On the VALL-E example website, Microsoft provides dozens of audio examples of the AI model in action. Among the samples, the “Speaker Prompt” is the three-second audio provided to VALL-E that it must imitate. The “Ground Truth” is a pre-existing recording of that same speaker saying a particular phrase for comparison purposes (sort of like the “control” in the experiment). The “Baseline” is an example of synthesis provided by a conventional text-to-speech synthesis method, and the “VALL-E” sample is the output from the VALL-E model.

A block diagram of VALL-E provided by Microsoft researchers.
Enlarge / A block diagram of VALL-E provided by Microsoft researchers.

Microsoft

While using VALL-E to generate those results, the researchers only fed the three-second “Speaker Prompt” sample and a text string (what they wanted the voice to say) into VALL-E. So compare the “Ground Truth” sample to the “VALL-E” sample. In some cases, the two samples are very close. Some VALL-E results seem computer-generated, but others could potentially be mistaken for a human’s speech, which is the goal of the model.
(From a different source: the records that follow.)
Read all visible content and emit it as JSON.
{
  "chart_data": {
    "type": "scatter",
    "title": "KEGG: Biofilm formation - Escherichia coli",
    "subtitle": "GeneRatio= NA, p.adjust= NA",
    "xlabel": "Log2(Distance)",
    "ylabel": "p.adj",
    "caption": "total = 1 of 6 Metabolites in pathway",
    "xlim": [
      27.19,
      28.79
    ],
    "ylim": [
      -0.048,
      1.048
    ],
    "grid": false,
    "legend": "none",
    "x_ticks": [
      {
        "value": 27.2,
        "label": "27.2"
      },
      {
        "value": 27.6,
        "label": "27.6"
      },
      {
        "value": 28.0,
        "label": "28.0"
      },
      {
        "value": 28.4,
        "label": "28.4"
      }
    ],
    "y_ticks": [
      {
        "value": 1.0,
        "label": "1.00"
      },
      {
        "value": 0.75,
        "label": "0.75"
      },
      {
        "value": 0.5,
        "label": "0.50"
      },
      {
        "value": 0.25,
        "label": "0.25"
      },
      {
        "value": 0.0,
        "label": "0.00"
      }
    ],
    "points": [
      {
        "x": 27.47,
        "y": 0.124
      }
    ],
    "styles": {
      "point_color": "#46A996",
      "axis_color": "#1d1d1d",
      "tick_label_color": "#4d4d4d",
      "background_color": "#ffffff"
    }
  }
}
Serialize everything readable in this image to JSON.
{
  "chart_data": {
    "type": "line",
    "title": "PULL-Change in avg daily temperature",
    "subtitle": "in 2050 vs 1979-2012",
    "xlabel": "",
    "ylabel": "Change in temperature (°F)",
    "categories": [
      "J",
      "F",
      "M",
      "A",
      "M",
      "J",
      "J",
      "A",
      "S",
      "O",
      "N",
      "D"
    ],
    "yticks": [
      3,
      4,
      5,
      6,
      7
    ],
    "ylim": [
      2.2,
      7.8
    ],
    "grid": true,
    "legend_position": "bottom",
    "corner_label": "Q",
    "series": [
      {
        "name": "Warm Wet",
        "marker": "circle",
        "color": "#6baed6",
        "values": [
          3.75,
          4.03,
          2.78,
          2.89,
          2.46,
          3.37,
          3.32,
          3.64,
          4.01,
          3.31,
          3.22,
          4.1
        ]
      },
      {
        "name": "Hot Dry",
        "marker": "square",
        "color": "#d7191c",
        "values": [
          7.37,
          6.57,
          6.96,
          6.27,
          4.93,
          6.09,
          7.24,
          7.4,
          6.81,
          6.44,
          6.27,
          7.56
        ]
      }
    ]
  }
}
In addition to preserving a speaker’s vocal timbre and emotional tone, VALL-E can also imitate the “acoustic environment” of the sample audio. For example, if the sample came from a telephone call, the audio output will simulate the acoustic and frequency properties of a telephone call in its synthesized output (that’s a fancy way of saying it will sound like a telephone call, too). And Microsoft’s samples (in the “Synthesis of Diversity” section) demonstrate that VALL-E can generate variations in voice tone by changing the random seed used in the generation process.

Perhaps owing to VALL-E’s ability to potentially fuel mischief and deception, Microsoft has not provided VALL-E code for others to experiment with, so we could not test VALL-E’s capabilities. The researchers seem aware of the potential social harm that this technology could bring. For the paper’s conclusion, they write:

“Since VALL-E could synthesize speech that maintains speaker identity, it may carry potential risks in misuse of the model, such as spoofing voice identification or impersonating a specific speaker. To mitigate such risks, it is possible to build a detection model to discriminate whether an audio clip was synthesized by VALL-E. We will also put Microsoft AI Principles into practice when further developing the models.”